Vessel crews can continuously plan operations when they know exactly which waves are coming in the next few minutes. They can also consider whether to start the operation or wait until big waves have passed. Prediction of waves and wave forces also provides an opportunity to improve the position accuracy of the DP system that will keep the vessel stationary during offshore operations.

Photo: Kongsberg Maritime

Improves accuracy

The purpose of RAIDAR is to use physics-based machine learning to improve the accuracy of next-minute predictions of ocean waves, wave forces, and vessel motions. Furthermore, the researchers will develop autocalibration so that only software installation is necessary on both new and existing vessels.

"The next-minute prediction of waves and vessel motions will reduce waiting time and execution time for all types of marine operations, and thus reduce both costs, energy consumption, and emissions. It will also increase safety by, for example, warning about large waves on deck, reducing the probability of loosing cargo, damage to people, equipment, and vessels during critical operations in bad weather," says Halstensen.

NORCE has previously, in collaboration with MiT Ocean Research, developed the RIMARC system, which already makes it possible to predict waves 4-8 minutes ahead. The RIMARC system uses standard navigation radar, which is already available onboard all commercial vessels.

Figure 1 Dyp Ecosteps 002
The RIMARC system predicts the next-minute waves from standard navigation radars. (

Illustration: Leonid Vasilyev, NORCE


The operators want continuous prediction of large waves in the next few minutes. They wish to see when the waves arrive, how high and long they are when they pass, and the direction.
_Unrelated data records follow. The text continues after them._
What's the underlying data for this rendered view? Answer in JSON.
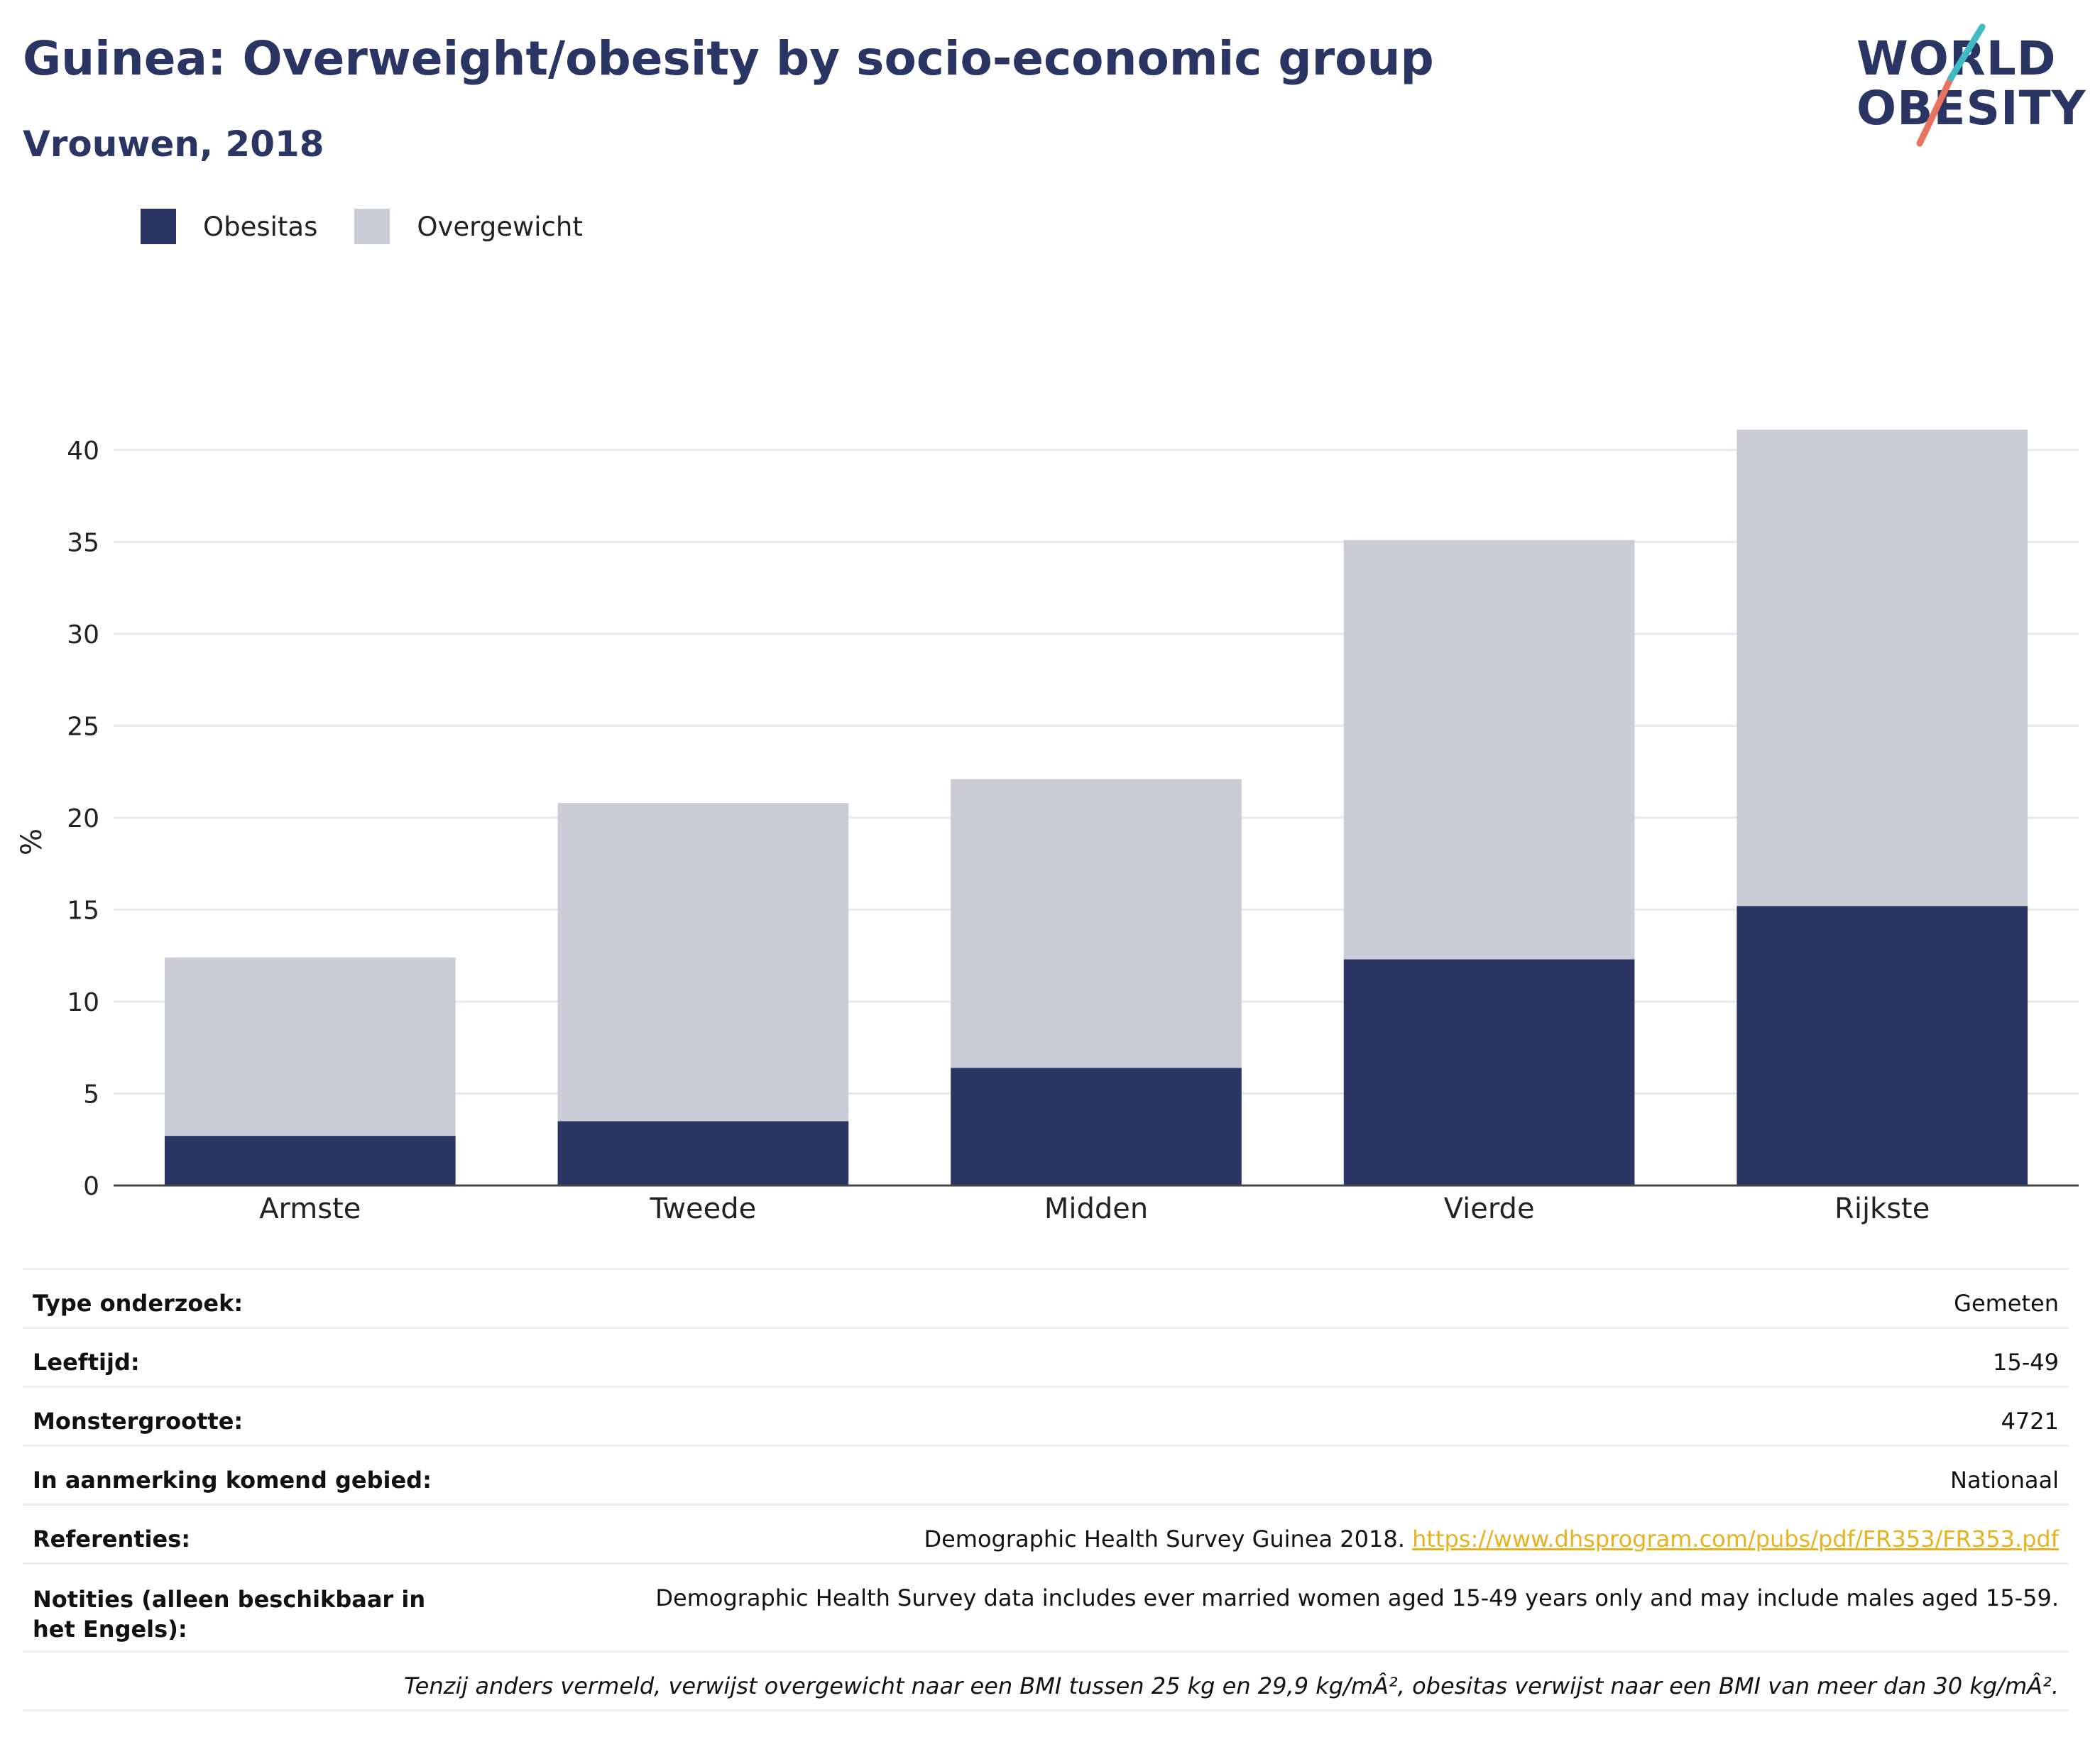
{
  "title": "Guinea: Overweight/obesity by socio-economic group",
  "subtitle": "Vrouwen, 2018",
  "logo": {
    "line1": "WORLD",
    "line2": "OBESITY"
  },
  "colors": {
    "obesitas": "#2a3563",
    "overgewicht": "#caccd8",
    "accent_teal": "#3fb9c4",
    "accent_coral": "#e8735f",
    "link": "#e8b21e"
  },
  "legend": [
    {
      "label": "Obesitas"
    },
    {
      "label": "Overgewicht"
    }
  ],
  "chart_data": {
    "type": "bar",
    "stacked": true,
    "categories": [
      "Armste",
      "Tweede",
      "Midden",
      "Vierde",
      "Rijkste"
    ],
    "series": [
      {
        "name": "Obesitas",
        "values": [
          2.7,
          3.5,
          6.4,
          12.3,
          15.2
        ]
      },
      {
        "name": "Overgewicht",
        "values": [
          9.7,
          17.3,
          15.7,
          22.8,
          25.9
        ]
      }
    ],
    "ylabel": "%",
    "yticks": [
      0,
      5,
      10,
      15,
      20,
      25,
      30,
      35,
      40
    ],
    "ylim": [
      0,
      42
    ],
    "grid": true,
    "legend_position": "top-left"
  },
  "info": {
    "rows": [
      {
        "key": "Type onderzoek:",
        "value": "Gemeten"
      },
      {
        "key": "Leeftijd:",
        "value": "15-49"
      },
      {
        "key": "Monstergrootte:",
        "value": "4721"
      },
      {
        "key": "In aanmerking komend gebied:",
        "value": "Nationaal"
      }
    ],
    "references": {
      "key": "Referenties:",
      "text": "Demographic Health Survey Guinea 2018. ",
      "link": "https://www.dhsprogram.com/pubs/pdf/FR353/FR353.pdf"
    },
    "notes": {
      "key": "Notities (alleen beschikbaar in het Engels):",
      "value": "Demographic Health Survey data includes ever married women aged 15-49 years only and may include males aged 15-59."
    },
    "footnote": "Tenzij anders vermeld, verwijst overgewicht naar een BMI tussen 25 kg en 29,9 kg/mÂ², obesitas verwijst naar een BMI van meer dan 30 kg/mÂ²."
  }
}
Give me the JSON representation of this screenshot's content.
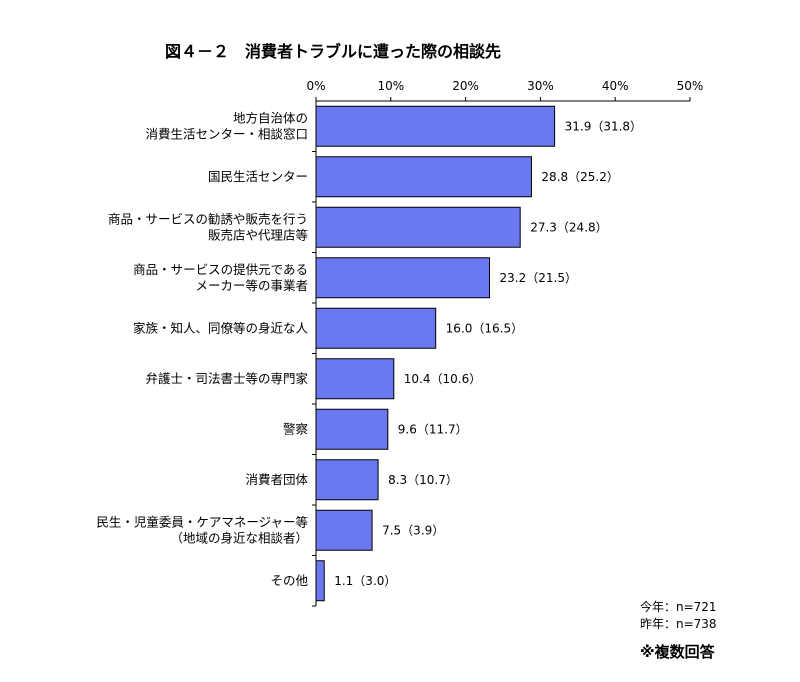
{
  "title": "図４－２　消費者トラブルに遭った際の相談先",
  "legend": {
    "current": "今年：n=721",
    "previous": "昨年：n=738"
  },
  "footnote": "※複数回答",
  "colors": {
    "bar": "#6a79f0",
    "bar_border": "#000000"
  },
  "chart_data": {
    "type": "bar",
    "orientation": "horizontal",
    "categories": [
      [
        "地方自治体の",
        "消費生活センター・相談窓口"
      ],
      [
        "国民生活センター"
      ],
      [
        "商品・サービスの勧誘や販売を行う",
        "販売店や代理店等"
      ],
      [
        "商品・サービスの提供元である",
        "メーカー等の事業者"
      ],
      [
        "家族・知人、同僚等の身近な人"
      ],
      [
        "弁護士・司法書士等の専門家"
      ],
      [
        "警察"
      ],
      [
        "消費者団体"
      ],
      [
        "民生・児童委員・ケアマネージャー等",
        "（地域の身近な相談者）"
      ],
      [
        "その他"
      ]
    ],
    "series": [
      {
        "name": "今年",
        "values": [
          31.9,
          28.8,
          27.3,
          23.2,
          16.0,
          10.4,
          9.6,
          8.3,
          7.5,
          1.1
        ]
      },
      {
        "name": "昨年",
        "values": [
          31.8,
          25.2,
          24.8,
          21.5,
          16.5,
          10.6,
          11.7,
          10.7,
          3.9,
          3.0
        ]
      }
    ],
    "value_labels": [
      "31.9（31.8）",
      "28.8（25.2）",
      "27.3（24.8）",
      "23.2（21.5）",
      "16.0（16.5）",
      "10.4（10.6）",
      "9.6（11.7）",
      "8.3（10.7）",
      "7.5（3.9）",
      "1.1（3.0）"
    ],
    "xlim": [
      0,
      50
    ],
    "xticks": [
      "0%",
      "10%",
      "20%",
      "30%",
      "40%",
      "50%"
    ],
    "grid": false
  }
}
"This is critical both for safety and crucial to be able to make a decision to start operations earlier and at an optimal time before or after large waves have passed by," Halstensen says.

NORCE Innovation will in parallel carry out commercialization projects to bring this new groundbreaking technology from research to commercial product. The Research Council also provides support for such activities.

DOF figur høyoppløselig
The large DOF construction vessel Skandi Africa is completely instrumented by Kongsberg both for measuring incoming waves and vessel motions. The accuracy of the incoming waves, which typically reach the vessel four to eight minutes ahead of time, is checked against measurements from the wave radar mounted in front of the helicopter deck in the bow. The vessel motions are measured in the Kongsberg DP (Dynamic Positioning) system.